My space heater in combination with the insulated layer does a really nice job and I have a separate unit for AC that works great without insulation.

 How’s it handling wind and rain?

 Winds during the California fires got up to 50mpr, and we had a lot of wildlife fleeing into our property. The tree coverage has really helped protect me from the wind and weather, some canvas movement but no movement at all in the metal frame. The Manzanitas are really close and some of the red bark flakes off, mixed with the rain it stains the canvas. I find OxyClean really helps clean it off.

 What about power and bathroom/shower?

 I'm on a 5 acre lot that backs up into the owner's family property that's another 25 acres. We are about 20 minutes from town. So I rent land right now till I can buy my own land and transfer the Lotus Tent over while I'm building my house. I set up a kitchen area in the tent equipped with a toaster, single electric burner, waffle iron, and Crockpot. Right now I have long extension cords that run to the main house for power. When I move I plan to go solar. I have no Internet, and hardly any cell phone reception. There's a spicket on the other side of the manzanita fence I built, great for keeping the tent clean but I haven't done anything else with it yet. If I end up staying on this property longer I'll likely build an outdoor shower. 

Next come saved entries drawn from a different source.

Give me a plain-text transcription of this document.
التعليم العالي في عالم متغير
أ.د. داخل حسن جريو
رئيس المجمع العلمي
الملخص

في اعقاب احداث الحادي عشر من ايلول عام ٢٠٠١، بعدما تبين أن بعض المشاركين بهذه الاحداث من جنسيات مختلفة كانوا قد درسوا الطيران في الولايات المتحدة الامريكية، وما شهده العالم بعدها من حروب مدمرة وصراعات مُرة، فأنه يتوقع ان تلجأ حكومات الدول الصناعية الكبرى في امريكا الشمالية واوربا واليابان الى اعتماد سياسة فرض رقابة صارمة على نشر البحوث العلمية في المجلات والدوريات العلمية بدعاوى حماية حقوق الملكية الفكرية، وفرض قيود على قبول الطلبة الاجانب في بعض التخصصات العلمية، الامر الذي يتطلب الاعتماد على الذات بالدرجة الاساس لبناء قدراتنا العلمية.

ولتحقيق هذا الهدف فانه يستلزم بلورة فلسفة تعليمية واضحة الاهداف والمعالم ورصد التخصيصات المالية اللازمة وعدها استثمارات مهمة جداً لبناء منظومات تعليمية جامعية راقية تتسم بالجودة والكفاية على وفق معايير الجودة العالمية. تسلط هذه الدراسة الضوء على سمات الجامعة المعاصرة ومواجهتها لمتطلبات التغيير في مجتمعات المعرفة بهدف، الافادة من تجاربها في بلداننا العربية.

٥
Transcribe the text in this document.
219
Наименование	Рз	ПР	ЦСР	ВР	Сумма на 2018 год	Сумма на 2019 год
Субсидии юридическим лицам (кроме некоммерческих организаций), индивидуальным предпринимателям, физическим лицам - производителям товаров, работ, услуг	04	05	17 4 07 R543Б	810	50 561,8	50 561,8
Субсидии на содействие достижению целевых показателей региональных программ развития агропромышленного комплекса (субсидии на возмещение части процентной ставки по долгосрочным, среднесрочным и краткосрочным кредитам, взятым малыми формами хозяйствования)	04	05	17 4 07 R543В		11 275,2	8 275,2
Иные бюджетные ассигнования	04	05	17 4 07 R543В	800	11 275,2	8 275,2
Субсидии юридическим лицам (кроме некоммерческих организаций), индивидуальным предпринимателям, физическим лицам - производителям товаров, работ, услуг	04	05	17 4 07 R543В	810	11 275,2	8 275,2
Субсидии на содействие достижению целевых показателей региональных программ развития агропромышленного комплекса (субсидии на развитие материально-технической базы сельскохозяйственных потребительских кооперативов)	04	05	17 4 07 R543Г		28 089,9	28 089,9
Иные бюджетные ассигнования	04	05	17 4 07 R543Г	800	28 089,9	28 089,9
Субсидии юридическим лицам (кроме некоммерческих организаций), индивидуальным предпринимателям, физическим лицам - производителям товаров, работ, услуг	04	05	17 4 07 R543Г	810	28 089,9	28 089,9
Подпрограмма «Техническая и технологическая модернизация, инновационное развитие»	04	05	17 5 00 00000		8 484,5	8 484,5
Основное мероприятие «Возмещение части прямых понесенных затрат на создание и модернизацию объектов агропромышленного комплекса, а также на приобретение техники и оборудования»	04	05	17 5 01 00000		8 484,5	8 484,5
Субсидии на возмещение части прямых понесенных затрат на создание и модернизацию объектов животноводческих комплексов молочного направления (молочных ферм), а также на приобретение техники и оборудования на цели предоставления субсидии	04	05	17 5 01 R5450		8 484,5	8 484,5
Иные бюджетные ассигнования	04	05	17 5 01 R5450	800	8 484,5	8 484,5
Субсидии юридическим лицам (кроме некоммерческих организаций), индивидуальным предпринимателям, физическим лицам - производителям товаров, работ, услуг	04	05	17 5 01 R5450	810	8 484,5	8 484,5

Overall I have been equally surprised at my lack of need for Wi-Fi. Do you know how hard it is to explain to an Internet provider that your house is two acres away from the main house with full utilities? Needless to say, I just gave up, but now I find no need for it at all favouring a life with periodic digital detoxing! If the wind blows the right way I get one bar, but mostly there's none, and I don't mind that at all. I now find comfort in more tangible and productive things. There's a healing and peacefulness here, with the soundtrack of wind blowing through the manzanita forest, echoing something reminiscent of ocean waves.

 I love my Lotus Belle tent and could not be happier with my tent living experiment!